BMC Genomics (Jun 2006)
Simple sequence proteins in prokaryotic proteomes
Abstract
Abstract Background The structural and functional features associated with Simple Sequence Proteins (SSPs) are non-globularity, disease states, signaling and post-translational modification. SSPs are also an important source of genetic and possibly phenotypic variation. Analysis of 249 prokaryotic proteomes offers a new opportunity to examine the genomic properties of SSPs. Results SSPs are a minority but they grow with proteome size. This relationship is exhibited across species varying in genomic GC, mutational bias, life style, and pathogenicity. Their proportion in each proteome is strongly influenced by genomic base compositional bias. In most species simple duplications is favoured, but in a few cases such as Mycobacteria, large families of duplications occur. Amino acid preference in SSPs exhibits a trend towards low cost of biosynthesis. In SSPs and in non-SSPs, Alanine, Glycine, Leucine, and Valine are abundant in species widely varying in genomic GC whereas Isoleucine and Lysine are rich only in organisms with low genomic GC. Arginine is abundant in SSPs of two species and in the non-SSPs of Xanthomonas oryzae. Asparagine is abundant only in SSPs of low GC species.

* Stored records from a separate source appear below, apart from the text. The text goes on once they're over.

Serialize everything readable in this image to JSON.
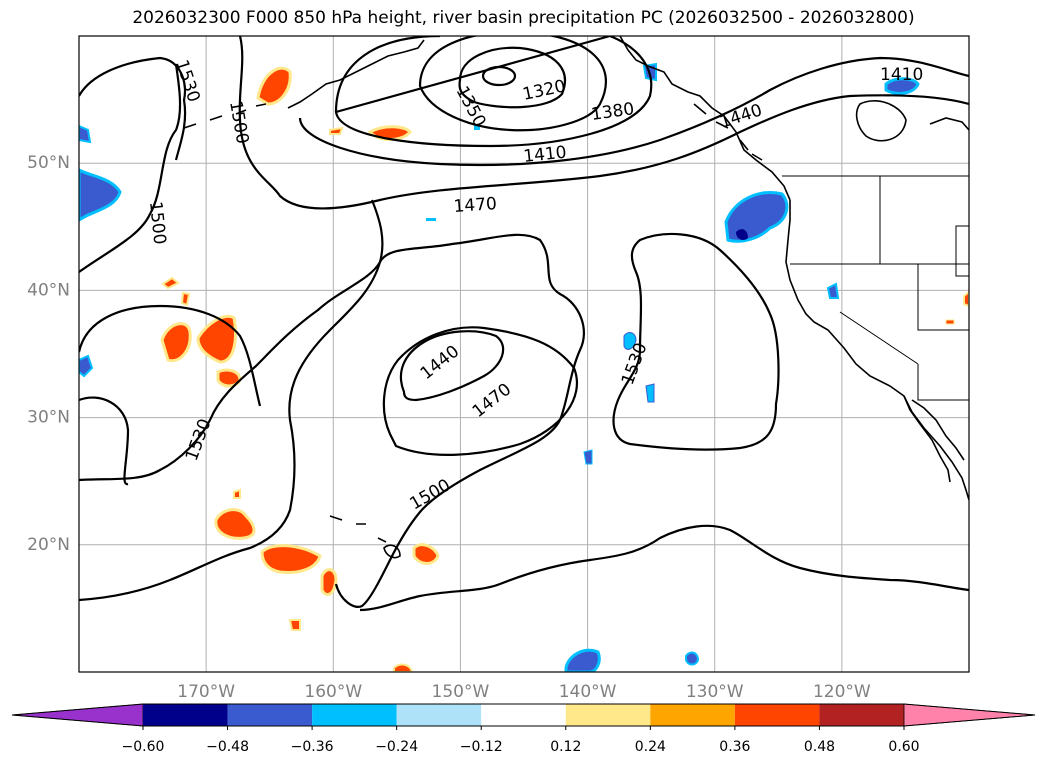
{
  "title": "2026032300 F000 850 hPa height, river basin precipitation PC (2026032500 - 2026032800)",
  "map": {
    "projection": "PlateCarree",
    "lon_range": [
      -180,
      -110
    ],
    "lat_range": [
      10,
      60
    ],
    "gridlines": true,
    "lat_ticks": [
      {
        "value": 50,
        "label": "50°N"
      },
      {
        "value": 40,
        "label": "40°N"
      },
      {
        "value": 30,
        "label": "30°N"
      },
      {
        "value": 20,
        "label": "20°N"
      }
    ],
    "lon_ticks": [
      {
        "value": -170,
        "label": "170°W"
      },
      {
        "value": -160,
        "label": "160°W"
      },
      {
        "value": -150,
        "label": "150°W"
      },
      {
        "value": -140,
        "label": "140°W"
      },
      {
        "value": -130,
        "label": "130°W"
      },
      {
        "value": -120,
        "label": "120°W"
      }
    ],
    "contour_labels": [
      "1320",
      "1350",
      "1380",
      "1410",
      "1470",
      "1500",
      "1530",
      "1440",
      "1470",
      "1530",
      "1500",
      "1530",
      "1500",
      "1410",
      "1440"
    ],
    "features": [
      "coastlines",
      "country borders",
      "US state borders",
      "850 hPa height contours",
      "precipitation PC shading"
    ]
  },
  "colorbar": {
    "tick_labels": [
      "−0.60",
      "−0.48",
      "−0.36",
      "−0.24",
      "−0.12",
      "0.12",
      "0.24",
      "0.36",
      "0.48",
      "0.60"
    ],
    "colors": [
      "#9932CC",
      "#00008B",
      "#3A5BD0",
      "#00BFFF",
      "#ADE2F8",
      "#FFFFFF",
      "#FFE88A",
      "#FFA500",
      "#FF4500",
      "#B22222",
      "#FF82AB"
    ],
    "extend": "both"
  }
}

Aspartic acid is abundant only in the non-SSPs of Halobacterium sp NRC1. The abundance of Serine in SSPs of 62 species extends over a broader range compared to that of non-SSPs. Threonine(T) is abundant only in SSPs of a couple of species. SSPs exhibit preferential association with Cell surface, Cell membrane and Transport functions and a negative association with Metabolism. Mesophiles and Thermophiles display similar ranges in the content of SSPs. Conclusion Although SSPs are a minority, the genomic forces of base compositional bias and duplications influence their growth and pattern in each species. The preferences and abundance of amino acids are governed by low biosynthetic cost, evolutionary age and base composition of codons. Abundance of charged amino acids Arginine and Aspartic acid is severely restricted. SSPs preferentially associate with cell surface and interface functions as opposed to metabolism, wherein proteins of high sequence complexity with globular structures are preferred. Mesophiles and Thermophiles are similar with respect to the content of SSPs. Our analysis serves to expandthe commonly held views on SSPs.